The number of baby boomers out of work is growing, and more and more of them entering the job hunt. Don’t let your resume recommend that you’re past your prime. Many of the old rules about resume writing have changed and keeping up to date can keep you in the game.
It is becoming more and more common in the current job market for the person in charge of hiring to be considerably younger than the job applicant. While you can’t hide this fact you can lessen the impact by following these easy strategies.

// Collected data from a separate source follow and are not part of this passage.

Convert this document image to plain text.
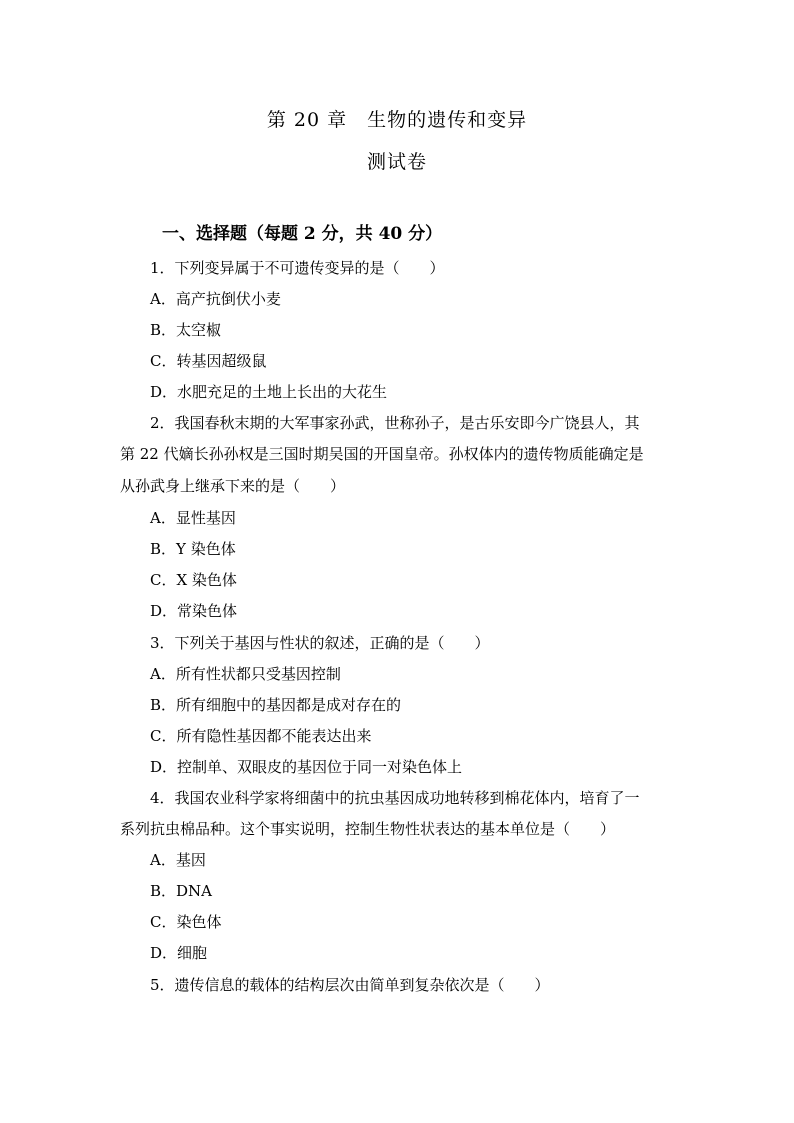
第 20 章　生物的遗传和变异
测试卷
一、选择题（每题 2 分，共 40 分）
1．下列变异属于不可遗传变异的是（　　）
A．高产抗倒伏小麦
B．太空椒
C．转基因超级鼠
D．水肥充足的土地上长出的大花生
2．我国春秋末期的大军事家孙武，世称孙子，是古乐安即今广饶县人，其
第 22 代嫡长孙孙权是三国时期吴国的开国皇帝。孙权体内的遗传物质能确定是
从孙武身上继承下来的是（　　）
A．显性基因
B．Y 染色体
C．X 染色体
D．常染色体
3．下列关于基因与性状的叙述，正确的是（　　）
A．所有性状都只受基因控制
B．所有细胞中的基因都是成对存在的
C．所有隐性基因都不能表达出来
D．控制单、双眼皮的基因位于同一对染色体上
4．我国农业科学家将细菌中的抗虫基因成功地转移到棉花体内，培育了一
系列抗虫棉品种。这个事实说明，控制生物性状表达的基本单位是（　　）
A．基因
B．DNA
C．染色体
D．细胞
5．遗传信息的载体的结构层次由简单到复杂依次是（　　）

Be Careful with Resume Dates
Dates are all over a resume. There are dates of employment, dates of graduation, dates of certification. Some you can simply leave off, others you can hide to a lesser extent. The years associated with your schooling should be left off altogether. They do not add anything and only prove to focus the resume screener’s attention on the fact that you might have graduated before they were born.
As for the years that match up with your work history, ignore the age-old advice to place dates on the left hand side of the resume. While this might have been true in the past, it is no longer a hard-and-fast rule so you do not need to follow it. The eye naturally drifts to the left and you do not want the dates to stand out, you want your seasoned experience to shine. Place all dates all the way over to the right hand margin.
Contact Info: Short and Sweet
While you might have multiple email addresses, a cell phone and a land line, you don’t want to place them all at the top of your resume. It sends the impression that you’re trying to hard. Simply put your name, address, email and one phone number at the top of the page.
Of course it goes without saying, but I’ll state it anyway, that you need to stay on top of those accounts. Nothing says out of touch more than a person who only checks his or her email once a day. You want to be able to respond to any inquiries within a two-hour period.
Keep Your Resume Current
You might very well have 30 years of unmatched experience, but what you’ve been doing over the past 15 is what will get you the interview. With few exceptions, your work history should be limited to the past 10 to 15 years.
According to a study by Urban Institute, for those 62 and older, the chance of finding a job within 12 months is 18 percent, which means keeping your resume up to date is of vital importance. Use these tips to create the strongest resume presentation possible.